Brandon Flowers-The Desired Effect

  
Have you ever wanted something so badly you would stop at nothing to get? Some holy grail that haunts your heart and mind, driving you to obsess over it until you can hold it in your hands? Brandon Flowers knows that feeling well, because he desperately wants to be our Springsteen. I say “our” Springsteen in a wide sense that encompasses anyone under 40. After suffering through the painful solo debut Flamingo, Flowers is at it again with The Desired Effect. He’s stripped out most of the country/western vibes of the first record and filled it with some Vampire Weekend-style beats (thanks to producer Ariel Reichstaid), which one listen can tell you is definitely not an improvement.

Flowers is one of the guys about whom I feel worst speaking negatively. I truly do love The Killers and don’t really care who knows it. Sam’s Town is a masterpiece of pop/rock, and I listen to it pretty often. Even the songs I don’t really care for, like “Bones,” are better than most. And he’s a great frontman for that kind of band. His voice emanates from the airwaves into your mind with ease, like he’s a long-lost friend waxing nostalgic about the good ol’ days (or as he’d put it, I’m sure, the GLORY DAYS). 

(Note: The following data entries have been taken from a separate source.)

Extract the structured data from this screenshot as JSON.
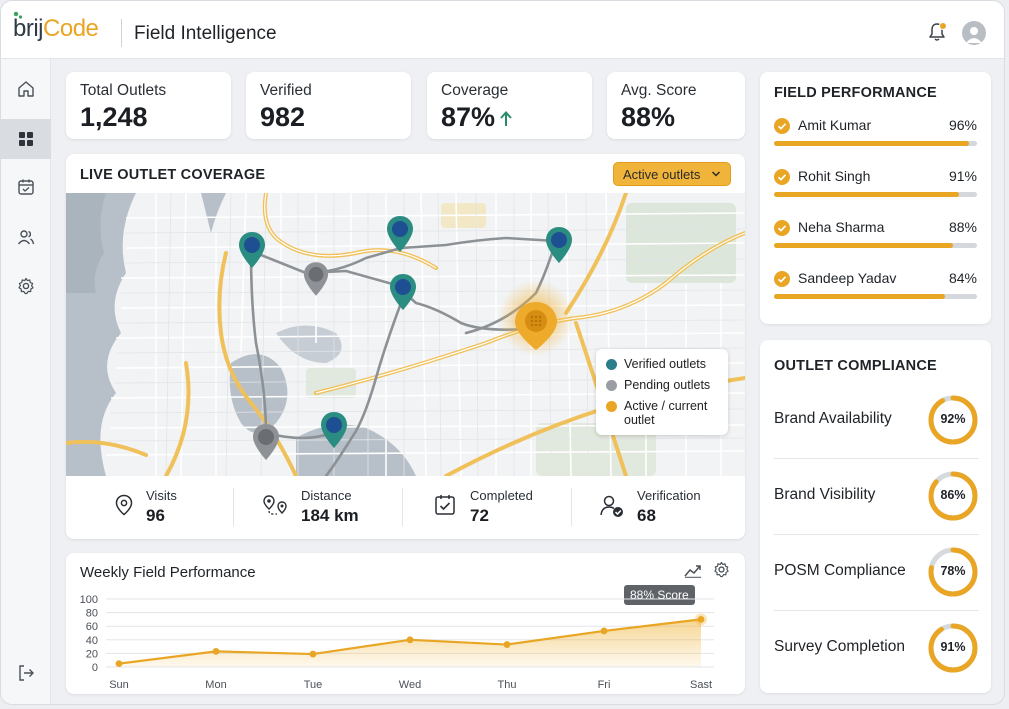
{
  "brand": {
    "part1": "brij",
    "part2": "Code",
    "accent": "#e9a524"
  },
  "header": {
    "title": "Field Intelligence"
  },
  "sidebar": {
    "items": [
      "home-icon",
      "dashboard-icon",
      "calendar-icon",
      "users-icon",
      "settings-icon"
    ],
    "active": "dashboard-icon",
    "bottom": "logout-icon"
  },
  "stats": [
    {
      "label": "Total Outlets",
      "value": "1,248"
    },
    {
      "label": "Verified",
      "value": "982"
    },
    {
      "label": "Coverage",
      "value": "87%",
      "trend": "up"
    },
    {
      "label": "Avg. Score",
      "value": "88%"
    }
  ],
  "map_card": {
    "title": "LIVE OUTLET COVERAGE",
    "filter": "Active outlets",
    "legend": [
      {
        "label": "Verified outlets",
        "color": "#2b7d8c"
      },
      {
        "label": "Pending outlets",
        "color": "#9a9ea4"
      },
      {
        "label": "Active / current outlet",
        "color": "#e9a524"
      }
    ],
    "metrics": [
      {
        "label": "Visits",
        "value": "96",
        "icon": "location-pin-icon"
      },
      {
        "label": "Distance",
        "value": "184 km",
        "icon": "route-icon"
      },
      {
        "label": "Completed",
        "value": "72",
        "icon": "check-square-icon"
      },
      {
        "label": "Verification",
        "value": "68",
        "icon": "user-check-icon"
      }
    ]
  },
  "weekly_chart": {
    "title": "Weekly Field Performance",
    "tooltip": "88% Score",
    "chart_data": {
      "type": "area",
      "categories": [
        "Sun",
        "Mon",
        "Tue",
        "Wed",
        "Thu",
        "Fri",
        "Sast"
      ],
      "values": [
        5,
        23,
        19,
        40,
        33,
        53,
        70
      ],
      "ylim": [
        0,
        100
      ],
      "yticks": [
        0,
        20,
        40,
        60,
        80,
        100
      ],
      "grid": true,
      "color": "#e9a524"
    }
  },
  "field_performance": {
    "title": "FIELD PERFORMANCE",
    "people": [
      {
        "name": "Amit Kumar",
        "pct": "96%",
        "value": 96
      },
      {
        "name": "Rohit Singh",
        "pct": "91%",
        "value": 91
      },
      {
        "name": "Neha Sharma",
        "pct": "88%",
        "value": 88
      },
      {
        "name": "Sandeep Yadav",
        "pct": "84%",
        "value": 84
      }
    ]
  },
  "compliance": {
    "title": "OUTLET COMPLIANCE",
    "items": [
      {
        "label": "Brand Availability",
        "pct": "92%",
        "value": 92
      },
      {
        "label": "Brand Visibility",
        "pct": "86%",
        "value": 86
      },
      {
        "label": "POSM Compliance",
        "pct": "78%",
        "value": 78
      },
      {
        "label": "Survey Completion",
        "pct": "91%",
        "value": 91
      }
    ]
  }
}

He seems to think of himself as more of a lounge singer, stuck in those Las Vegas clubs he knew in his youth. In actuality he’s an arena rocking crooner-closer to Steve Perry than Springsteen. And there’s nothing wrong with that at all. The Desired Effect is filled with tunes that probably could be pretty good in the right hands. Instead it’s a low key, auto-tuned garbage heap. Even Kongos is like “Hey dude, how many times are you gonna repeat the same formula?”

Fortunately this 10-track waste of everyone’s time is over fairly quick, and ends with what I think is its best track, “The Way It’s Always Been.” Somehow Flowers manages to pull off a kind of Dylan/Springsteen impression here with a timbre reminiscent of the songs on the master’s great 1975 album Desire. The simplicity discredits some of the earlier tracks reliance on drum machines and synths, making me wish the whole record had just been songs like this.

The album is officially out next week, but it’s streaming now for your listening pleasure (or not). Brandon is hitting Chicago at The Riviera Theatre on September 11th as part of his North American tour which begins July 24th. You can find all dates on The Killers website.